= Joseph Solman =

Belarusian-born American expressionist painter

Joseph Solman (January 25, 1909 - April 16, 2008) was an American painter and founder of The Ten, a group of New York City Expressionist painters in the 1930s. His best known works include his "Subway Gouaches" depicting travelers on the New York City Subway.

==Career==
Born in Vitebsk, Russian Empire, he was brought to America from the Russian Empire as a child in 1912, Solman was a prodigious draftsman and knew, in his earliest teens, that he would be an artist. He went straight from high school to the National Academy of Design, though he says he learned more by sketching in the subway on the way back from school late at night: people "pose perfectly when they're asleep." In 1929, Solman saw the inaugural show at the Museum of Modern Art featuring Seurat, Gauguin, Van Gogh, and Cézanne.

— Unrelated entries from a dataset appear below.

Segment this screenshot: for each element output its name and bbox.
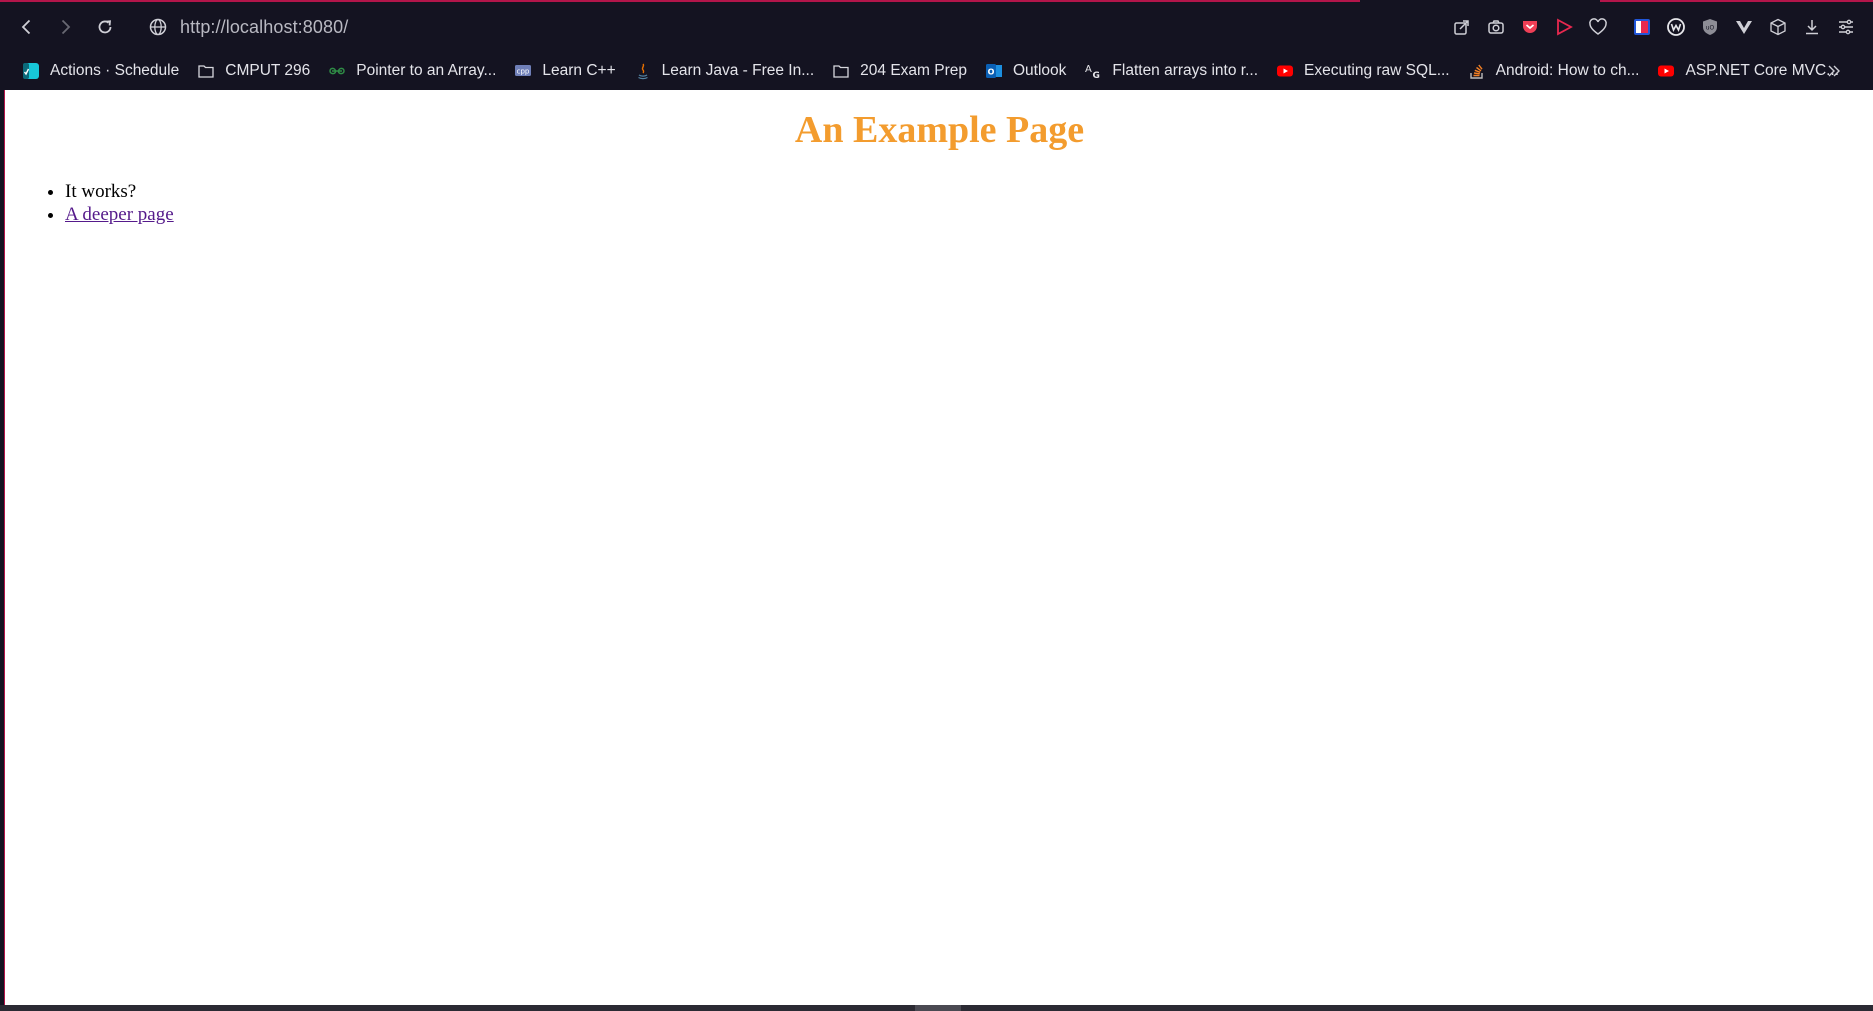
download-icon[interactable]	[1795, 10, 1829, 44]
navigation-bar: http://localhost:8080/ uO	[0, 2, 1873, 52]
bookmark-actions-schedule[interactable]: Actions · Schedule	[0, 56, 188, 86]
extension-1-icon[interactable]	[1625, 10, 1659, 44]
list-item: It works?	[65, 180, 1873, 203]
bottom-scrollbar[interactable]	[0, 1005, 1873, 1011]
bookmarks-bar: Actions · Schedule CMPUT 296 Pointer to …	[0, 52, 1873, 90]
globe-icon	[149, 18, 167, 36]
bookmark-label: ASP.NET Core MVC...	[1685, 62, 1840, 79]
svg-text:O: O	[988, 68, 995, 77]
bookmark-learn-java[interactable]: Learn Java - Free In...	[625, 56, 824, 86]
bookmark-learn-cpp[interactable]: cpp Learn C++	[505, 56, 624, 86]
youtube-icon	[1657, 62, 1675, 80]
browser-window: http://localhost:8080/ uO Actions · Sche…	[0, 0, 1873, 1011]
web-page: An Example Page It works? A deeper page	[5, 108, 1873, 226]
bookmark-label: Flatten arrays into r...	[1112, 62, 1259, 79]
url-text: http://localhost:8080/	[180, 17, 348, 38]
more-bookmarks-button[interactable]	[1821, 58, 1847, 84]
svg-text:uO: uO	[1706, 25, 1715, 32]
bookmark-label: Pointer to an Array...	[356, 62, 497, 79]
bookmark-label: Outlook	[1013, 62, 1067, 79]
reload-icon	[98, 20, 112, 34]
bookmark-pointer-to-array[interactable]: Pointer to an Array...	[319, 56, 505, 86]
bookmark-label: CMPUT 296	[225, 62, 311, 79]
bookmark-label: Actions · Schedule	[50, 62, 180, 79]
double-chevron-right-icon	[1828, 65, 1840, 77]
box-icon[interactable]	[1761, 10, 1795, 44]
bookmark-label: 204 Exam Prep	[860, 62, 967, 79]
forward-button[interactable]	[46, 8, 84, 46]
bookmark-flatten-arrays[interactable]: AG Flatten arrays into r...	[1075, 56, 1267, 86]
url-host: http://localhost	[180, 16, 298, 37]
gfg-icon	[328, 62, 346, 80]
address-bar[interactable]: http://localhost:8080/	[148, 9, 1348, 45]
page-viewport: An Example Page It works? A deeper page	[4, 90, 1873, 1005]
camera-icon[interactable]	[1479, 10, 1513, 44]
svg-text:G: G	[1093, 71, 1100, 80]
back-button[interactable]	[8, 8, 46, 46]
outlook-icon: O	[985, 62, 1003, 80]
ag-icon: AG	[1084, 62, 1102, 80]
toolbar-icons: uO	[1445, 2, 1873, 52]
list-item-text: It works?	[65, 181, 137, 202]
svg-text:cpp: cpp	[517, 68, 530, 76]
java-icon	[634, 62, 652, 80]
folder-icon	[197, 62, 215, 80]
svg-text:A: A	[1085, 64, 1092, 75]
scrollbar-thumb[interactable]	[915, 1005, 961, 1011]
chevron-right-icon	[61, 19, 71, 35]
bookmark-label: Learn Java - Free In...	[661, 62, 815, 79]
bookmark-label: Android: How to ch...	[1495, 62, 1640, 79]
cpp-icon: cpp	[514, 62, 532, 80]
pocket-icon[interactable]	[1513, 10, 1547, 44]
bookmark-outlook[interactable]: O Outlook	[976, 56, 1075, 86]
bookmark-label: Learn C++	[542, 62, 616, 79]
bookmark-204-exam-prep[interactable]: 204 Exam Prep	[823, 56, 976, 86]
chevron-left-icon	[21, 19, 31, 35]
stackoverflow-icon	[1468, 62, 1486, 80]
ublock-icon[interactable]: uO	[1693, 10, 1727, 44]
page-list: It works? A deeper page	[5, 180, 1873, 226]
extension-w-icon[interactable]	[1659, 10, 1693, 44]
bookmark-aspnet-core-mvc[interactable]: ASP.NET Core MVC...	[1648, 56, 1848, 86]
share-icon[interactable]	[1445, 10, 1479, 44]
page-heading: An Example Page	[794, 109, 1085, 151]
bookmark-cmput-296[interactable]: CMPUT 296	[188, 56, 319, 86]
menu-icon[interactable]	[1829, 10, 1863, 44]
heart-icon[interactable]	[1581, 10, 1615, 44]
reload-button[interactable]	[86, 8, 124, 46]
flow-icon[interactable]	[1547, 10, 1581, 44]
folder-icon	[832, 62, 850, 80]
bookmark-android-how-to[interactable]: Android: How to ch...	[1459, 56, 1649, 86]
youtube-icon	[1276, 62, 1294, 80]
bookmark-label: Executing raw SQL...	[1304, 62, 1450, 79]
bookmark-executing-raw-sql[interactable]: Executing raw SQL...	[1267, 56, 1459, 86]
url-port-path: :8080/	[297, 16, 349, 37]
list-item: A deeper page	[65, 203, 1873, 226]
app-icon	[22, 62, 40, 80]
vue-devtools-icon[interactable]	[1727, 10, 1761, 44]
deeper-page-link[interactable]: A deeper page	[65, 204, 174, 225]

In 1934, Solman had his first one-man show, much influenced by the French modern artist Georges Rouault. One critic was impressed by "the mystery that lurks in deserted streets in the late twilight." Another noted that Solman's color had "an astonishingly rich quality that burns outward beneath the surface."

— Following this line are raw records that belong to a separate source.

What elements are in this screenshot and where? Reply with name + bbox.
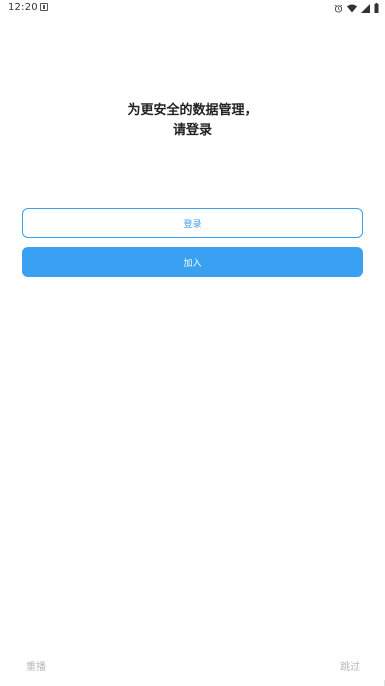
status-icons xyxy=(334,2,379,14)
join-button-label: 加入 xyxy=(183,258,202,269)
heading-line-1: 为更安全的数据管理， xyxy=(127,103,258,118)
status-time: 12:20 xyxy=(8,2,38,13)
notification-icon xyxy=(40,3,48,11)
login-prompt-heading: 为更安全的数据管理， 请登录 xyxy=(0,101,385,141)
battery-icon xyxy=(374,3,379,13)
join-button[interactable]: 加入 xyxy=(22,247,363,277)
wifi-icon xyxy=(347,4,357,13)
signal-icon xyxy=(361,3,370,13)
heading-line-2: 请登录 xyxy=(172,123,212,138)
status-bar: 12:20 xyxy=(0,0,385,16)
alarm-icon xyxy=(334,4,343,13)
login-button[interactable]: 登录 xyxy=(22,208,363,238)
login-button-label: 登录 xyxy=(183,219,202,230)
skip-button[interactable]: 跳过 xyxy=(340,658,360,673)
replay-button[interactable]: 重播 xyxy=(26,658,46,673)
onboarding-screen: 12:20 为更安全的数据管理， 请登录 登录 加入 重播 跳过 xyxy=(0,0,385,686)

Joseph Solman was, with Mark Rothko, the unofficial co-leader of The Ten, a group of expressionist painters including Louis Schanker, Adolph Gottlieb and Ilya Bolotowsky, who exhibited as the "Whitney Dissenters" at the Mercury Galleries in New York City in 1938. A champion of modernism, Solman was elected an editor of Art Front Magazine when its other editors, art historian Meyer Schapiro and critic Harold Rosenberg, were still partial to Social Realism. But Solman never believed in abstraction for abstraction's sake. "I have long discovered for myself," Solman has said, "that what we call the subject yields more pattern, more poetry, more drama, greater abstract design and tension than any shapes we may invent." In writing about a purchase of a typical 1930s Solman street scene for the Wichita Museum, director Howard Wooden put it this way: "Solman has produced the equivalent of an abstract expressionist painting a full decade before the abstract expressionist movement came to dominate the American art scene, but without abandoning identifiable forms."

In 1964, The Times, discussing his well-known subway gouaches (done while commuting to his some-time job as a racetrack pari-mutuel clerk), called him a "Pari-Mutuel Picasso." In 1985, on the occasion of a 50-year retrospective, The Washington Post wrote: "It appears to have dawned, at last, on many collectors that this is art that has already stood the acid test of time." is

Joseph Solman died in his sleep, at his long-time home in New York City, on April 16, 2008. He was the father of economist and television commentator Paul Solman and the retired elementary school teacher and community organizer, Ronni Solman.